Fraunhofer-Gesellschaft

Publica

Hier finden Sie wissenschaftliche Publikationen aus den Fraunhofer-Instituten.

Simulation von Informationsaustausch- und Materialflußprozessen in Zulieferungsabläufen auf der Basis von Prozeßketten

Abschlußbericht AiF-Forschungsvorhaben Nr.: 10121 Fo.-St.: 1/2
 
: Kuhn, A.; Ziems, D.
: Univ. Magdeburg, Institut für Förder- und Baumaschinentechnik, Stahlbau, Logistik; Deutsche Gesellschaft für Logistik e.V. -DGfL-, Dortmund; Fraunhofer-Institut für Materialfluss und Logistik -IML-, Dortmund

Dortmund, Magdeburg, 1997, 109 S.
Deutsch
Buch
Fraunhofer IML ()
AiF-Forschungsvorhaben; AiF-Vorhaben 10121; Datenaustausch; Informationsfluß; Materialflußprozeß; Prozeßkette; Simulation/Zulieferablauf; Simulationsmodell; Zulieferer; Zulieferprozeß

Abstract
Das AiF-Forschungsvorhaben wurde arbeitsteilig durch das Institut für Förder- und Baumaschinentechnik, Stahlbau, Logistik der Magdeburger Otto-von-Guericke-Universität und das Fraunhofer-Institut für Materialfluss und Logistik, Dortmund angefertigt. Ziel des Projekts war die Strukturierung und Entwicklung von Modellkomponenten und die Bildung von Modellen (Bibliothek von Prozeßmodellen) zur effizienten und wirklichkeitsnahen Gestaltung, Analyse und Erpobung von Konzepten für Zulieferprozesse unter differenzierter Berücksichtigung der Material- und Informationsflüsse.

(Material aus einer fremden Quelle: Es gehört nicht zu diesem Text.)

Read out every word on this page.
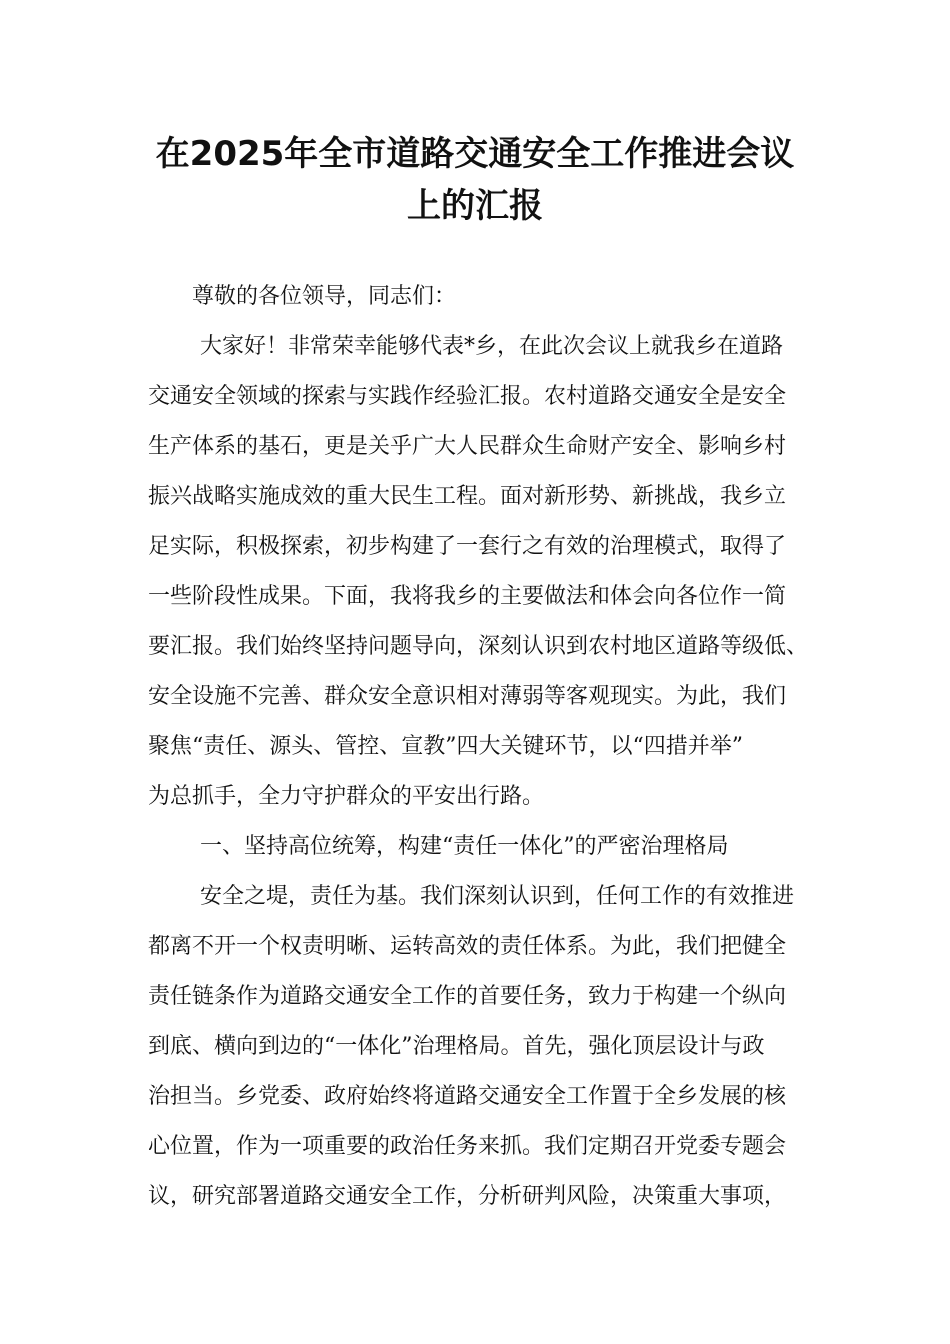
在2025年全市道路交通安全工作推进会议
上的汇报

尊敬的各位领导，同志们：

大家好！非常荣幸能够代表*乡，在此次会议上就我乡在道路

交通安全领域的探索与实践作经验汇报。农村道路交通安全是安全

生产体系的基石，更是关乎广大人民群众生命财产安全、影响乡村

振兴战略实施成效的重大民生工程。面对新形势、新挑战，我乡立

足实际，积极探索，初步构建了一套行之有效的治理模式，取得了

一些阶段性成果。下面，我将我乡的主要做法和体会向各位作一简

要汇报。我们始终坚持问题导向，深刻认识到农村地区道路等级低、

安全设施不完善、群众安全意识相对薄弱等客观现实。为此，我们

聚焦“责任、源头、管控、宣教”四大关键环节，以“四措并举”

为总抓手，全力守护群众的平安出行路。

一、坚持高位统筹，构建“责任一体化”的严密治理格局

安全之堤，责任为基。我们深刻认识到，任何工作的有效推进

都离不开一个权责明晰、运转高效的责任体系。为此，我们把健全

责任链条作为道路交通安全工作的首要任务，致力于构建一个纵向

到底、横向到边的“一体化”治理格局。首先，强化顶层设计与政

治担当。乡党委、政府始终将道路交通安全工作置于全乡发展的核

心位置，作为一项重要的政治任务来抓。我们定期召开党委专题会

议，研究部署道路交通安全工作，分析研判风险，决策重大事项，
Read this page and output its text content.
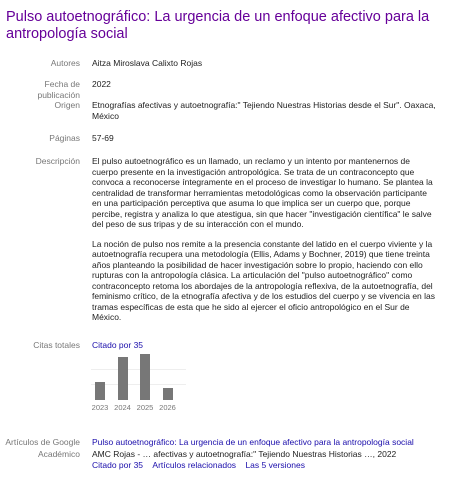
Pulso autoetnográfico: La urgencia de un enfoque afectivo para la antropología social
Autores Aitza Miroslava Calixto Rojas
Fecha de publicación
2022
Origen Etnografías afectivas y autoetnografía:" Tejiendo Nuestras Historias desde el Sur". Oaxaca, México
Páginas 57-69
Descripción El pulso autoetnográfico es un llamado, un reclamo y un intento por mantenernos de cuerpo presente en la investigación antropológica. Se trata de un contraconcepto que convoca a reconocerse íntegramente en el proceso de investigar lo humano. Se plantea la centralidad de transformar herramientas metodológicas como la observación participante en una participación perceptiva que asuma lo que implica ser un cuerpo que, porque percibe, registra y analiza lo que atestigua, sin que hacer "investigación científica" le salve del peso de sus tripas y de su interacción con el mundo.

La noción de pulso nos remite a la presencia constante del latido en el cuerpo viviente y la autoetnografía recupera una metodología (Ellis, Adams y Bochner, 2019) que tiene treinta años planteando la posibilidad de hacer investigación sobre lo propio, haciendo con ello rupturas con la antropología clásica. La articulación del "pulso autoetnográfico" como contraconcepto retoma los abordajes de la antropología reflexiva, de la autoetnografía, del feminismo crítico, de la etnografía afectiva y de los estudios del cuerpo y se vivencia en las tramas específicas de esta que he sido al ejercer el oficio antropológico en el Sur de México.

Citas totales Citado por 35
2023 2024 2025 2026
Artículos de Google Académico
Pulso autoetnográfico: La urgencia de un enfoque afectivo para la antropología social
AMC Rojas - … afectivas y autoetnografía:" Tejiendo Nuestras Historias …, 2022
Citado por 35 Artículos relacionados Las 5 versiones
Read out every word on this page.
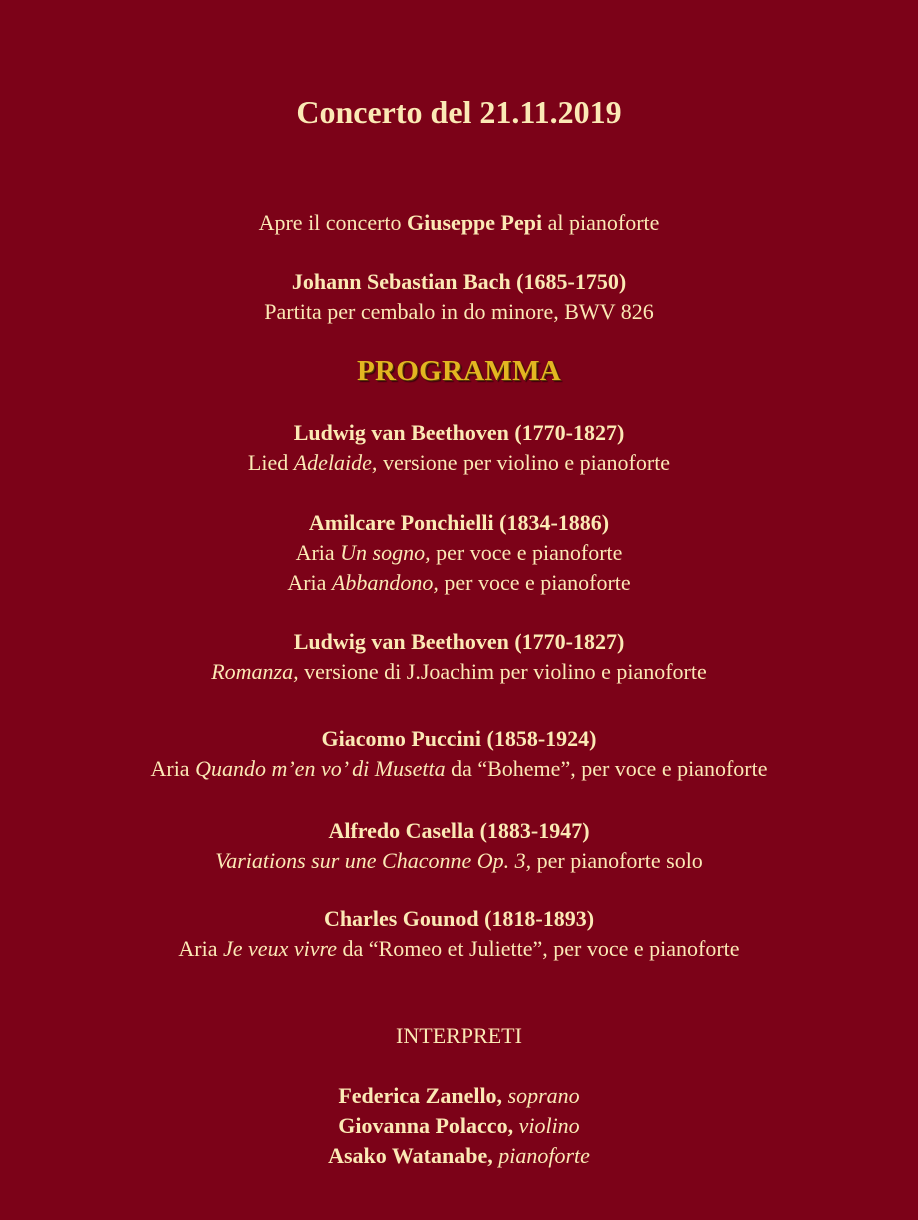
Concerto del 21.11.2019
Apre il concerto Giuseppe Pepi al pianoforte
Johann Sebastian Bach (1685-1750)
Partita per cembalo in do minore, BWV 826
PROGRAMMA
Ludwig van Beethoven (1770-1827)
Lied Adelaide, versione per violino e pianoforte
Amilcare Ponchielli (1834-1886)
Aria Un sogno, per voce e pianoforte
Aria Abbandono, per voce e pianoforte
Ludwig van Beethoven (1770-1827)
Romanza, versione di J.Joachim per violino e pianoforte
Giacomo Puccini (1858-1924)
Aria Quando m’en vo’ di Musetta da “Boheme”, per voce e pianoforte
Alfredo Casella (1883-1947)
Variations sur une Chaconne Op. 3, per pianoforte solo
Charles Gounod (1818-1893)
Aria Je veux vivre da “Romeo et Juliette”, per voce e pianoforte
INTERPRETI
Federica Zanello, soprano
Giovanna Polacco, violino
Asako Watanabe, pianoforte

Parametrierbare Modelle sollen im weiteren eine wesentliche Grundlage für die strategische Planung und Strukturplanung von Zulieferkanälen bilden. Auf der Basis einer umfassenden Literaturauswertung und von Prozeßanalysen praktizierter Zulieferformen wurde das Anforderungsprofil definiert und mit einer morphologischen Analyse die grundlegenden kombinierbaren Systemkomponenten, typische Makrostrukturen für Zulieferstrategien und das grundsätzliche Bausteinkonzept für die Modellierung und Bewertung der Zulieferprozesse entwickelt. Darauf aufbauend wurden die Objekte und Systemkomponenten des Simulationsmodelles auf der Basis einer genormten Prozeßketten-Beschreibungsmethode (IUM) spezifiziert. Die Spezifikationen bildeten die Grundlage für die Realisierung der Elemente in einem Simulator. Mit Hilfe der Modellelemente können Zulieferkanäle modular aufgebaut, beliebig parametriert und simulationstechnisch analysiert werden. Hierdurch ist es nun möglich, die Potentiale von Struktur-, Lenkungs- und Ressourcenvariationen hinsichtlich ihrer Wirkungen auf Leistungs-, Kosten- und Servicekennzahlen zu ermitteln.